Are there parts of Sharia Law which are incompatible with the Constitutional framework of the United States and the 50 states? Yes. When Sharia conflicts with the laws of our nation or state, should we continue to use the laws of our nation and state to protect the rights and safety of our citizens? Absolutely. The laws of the state and nation should always trump Sharia Law (or any other religious laws that groups might live by in their private lives).
But, are we now saying that NO aspect of Sharia Law is compatible with the legal system that we have in place in this country? Are we willing to say that religious tenets of faith — in this case Sharia Law — simply cannot be used anywhere, anytime, anyplace, even if the specific religious principle does not conflict with the laws of the land? Before you answer those questions, do you also want to take that same approach with Christian religious principles integrated into contracts and what has come to be known as “Christian mediation?” Southwestern Seminary and Tarrant Baptist Association might have different answers to that question, but we must be consistent with how we view “religious law” as it relates to our legal jurisprudence. Apparently Dr. Richard Land, the President of the SBC’s Ethics and Religious Liberty Commission, also believes the voters of Oklahoma got it right when they exercised their “people power” in democratically rejecting Sharia Law.

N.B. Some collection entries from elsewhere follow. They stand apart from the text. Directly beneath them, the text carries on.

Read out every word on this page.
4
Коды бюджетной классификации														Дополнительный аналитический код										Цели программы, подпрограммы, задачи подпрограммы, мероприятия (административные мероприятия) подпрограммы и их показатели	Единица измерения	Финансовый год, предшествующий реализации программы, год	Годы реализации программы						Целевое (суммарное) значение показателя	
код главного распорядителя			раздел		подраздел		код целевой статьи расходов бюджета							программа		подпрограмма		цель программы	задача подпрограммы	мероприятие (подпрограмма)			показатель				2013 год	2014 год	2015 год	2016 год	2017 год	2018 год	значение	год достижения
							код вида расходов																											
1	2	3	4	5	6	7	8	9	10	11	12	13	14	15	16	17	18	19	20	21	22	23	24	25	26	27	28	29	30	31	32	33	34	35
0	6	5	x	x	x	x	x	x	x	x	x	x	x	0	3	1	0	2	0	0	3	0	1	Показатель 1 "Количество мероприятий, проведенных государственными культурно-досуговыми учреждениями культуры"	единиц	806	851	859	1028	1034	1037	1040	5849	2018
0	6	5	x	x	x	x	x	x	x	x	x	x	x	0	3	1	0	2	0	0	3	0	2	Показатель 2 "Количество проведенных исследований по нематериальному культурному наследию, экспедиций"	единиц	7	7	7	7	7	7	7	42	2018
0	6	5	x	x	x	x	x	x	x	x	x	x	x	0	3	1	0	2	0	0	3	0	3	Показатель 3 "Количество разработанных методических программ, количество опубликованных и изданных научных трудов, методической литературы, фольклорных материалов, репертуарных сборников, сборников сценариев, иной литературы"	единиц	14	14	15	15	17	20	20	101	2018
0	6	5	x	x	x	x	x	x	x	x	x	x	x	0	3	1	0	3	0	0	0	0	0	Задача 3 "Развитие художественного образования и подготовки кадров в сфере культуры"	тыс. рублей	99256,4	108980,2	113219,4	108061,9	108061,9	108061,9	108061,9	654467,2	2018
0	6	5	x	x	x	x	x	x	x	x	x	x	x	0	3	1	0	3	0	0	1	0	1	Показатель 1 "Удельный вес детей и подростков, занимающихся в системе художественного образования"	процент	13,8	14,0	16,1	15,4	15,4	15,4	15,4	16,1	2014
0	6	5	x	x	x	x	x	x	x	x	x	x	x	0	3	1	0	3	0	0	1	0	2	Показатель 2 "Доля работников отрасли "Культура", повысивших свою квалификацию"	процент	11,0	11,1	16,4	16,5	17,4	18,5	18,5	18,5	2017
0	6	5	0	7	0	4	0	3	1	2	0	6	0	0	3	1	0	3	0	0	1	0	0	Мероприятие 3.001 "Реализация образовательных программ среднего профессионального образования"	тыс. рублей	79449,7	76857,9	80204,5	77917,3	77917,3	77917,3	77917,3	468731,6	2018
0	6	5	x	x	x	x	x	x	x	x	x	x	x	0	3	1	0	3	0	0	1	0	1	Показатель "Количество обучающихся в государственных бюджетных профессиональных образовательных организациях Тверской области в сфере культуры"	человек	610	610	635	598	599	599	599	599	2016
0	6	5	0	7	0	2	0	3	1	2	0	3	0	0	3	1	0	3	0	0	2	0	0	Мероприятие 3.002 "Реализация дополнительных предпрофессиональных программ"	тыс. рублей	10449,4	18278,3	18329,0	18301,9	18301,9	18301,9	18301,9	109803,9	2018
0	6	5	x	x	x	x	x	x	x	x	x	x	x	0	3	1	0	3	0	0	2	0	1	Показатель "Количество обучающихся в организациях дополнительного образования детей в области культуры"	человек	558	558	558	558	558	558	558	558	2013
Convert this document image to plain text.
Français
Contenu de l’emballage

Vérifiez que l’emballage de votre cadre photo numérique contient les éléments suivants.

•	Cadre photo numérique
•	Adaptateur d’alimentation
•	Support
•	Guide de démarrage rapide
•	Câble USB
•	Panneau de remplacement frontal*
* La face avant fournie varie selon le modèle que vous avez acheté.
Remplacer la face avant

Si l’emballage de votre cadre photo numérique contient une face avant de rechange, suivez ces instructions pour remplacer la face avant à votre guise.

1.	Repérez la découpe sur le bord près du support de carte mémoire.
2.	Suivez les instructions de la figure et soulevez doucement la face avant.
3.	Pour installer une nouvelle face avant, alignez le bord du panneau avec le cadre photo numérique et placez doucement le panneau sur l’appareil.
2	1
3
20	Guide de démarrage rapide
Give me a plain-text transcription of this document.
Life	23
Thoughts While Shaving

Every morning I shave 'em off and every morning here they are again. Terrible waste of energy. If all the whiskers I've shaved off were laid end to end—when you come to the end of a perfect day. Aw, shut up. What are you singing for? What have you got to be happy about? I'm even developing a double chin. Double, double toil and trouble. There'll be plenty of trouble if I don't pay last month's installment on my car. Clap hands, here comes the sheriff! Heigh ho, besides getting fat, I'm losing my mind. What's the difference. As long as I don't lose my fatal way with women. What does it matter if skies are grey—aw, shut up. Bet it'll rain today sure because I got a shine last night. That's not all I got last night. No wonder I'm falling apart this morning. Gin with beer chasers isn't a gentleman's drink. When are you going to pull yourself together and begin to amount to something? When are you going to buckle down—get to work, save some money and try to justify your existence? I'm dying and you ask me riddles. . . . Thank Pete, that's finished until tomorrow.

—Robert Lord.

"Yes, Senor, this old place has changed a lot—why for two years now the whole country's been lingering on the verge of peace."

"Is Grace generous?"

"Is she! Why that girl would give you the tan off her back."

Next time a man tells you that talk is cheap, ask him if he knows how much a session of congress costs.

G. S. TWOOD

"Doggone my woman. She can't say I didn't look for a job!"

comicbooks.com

Are we no longer willing to accommodate people’s religious preferences and beliefs within our jurisprudence, even when these preferences and beliefs do not conflict with our laws? It seems that we want our own religious beliefs accommodated, but with Islam, we are simply unwilling to grant them what the Constitution already does. Maybe we arrive at these views because we (in the sense of Christians) have been in the majority for so long. We do not see the need to accommodate others’ religious beliefs and practices because, with rare exceptions, we don’t need anyone to accommodate ours.
At least not yet. There may come a day when Southern Baptist Christians are singled out for special approbation by the government. That day maybe here sooner than we think. If we fail to stand up for the rights of religious minorities today — even those folks who we strenuously disagree with — can we really expect anyone to stand up for our rights when we come under attack?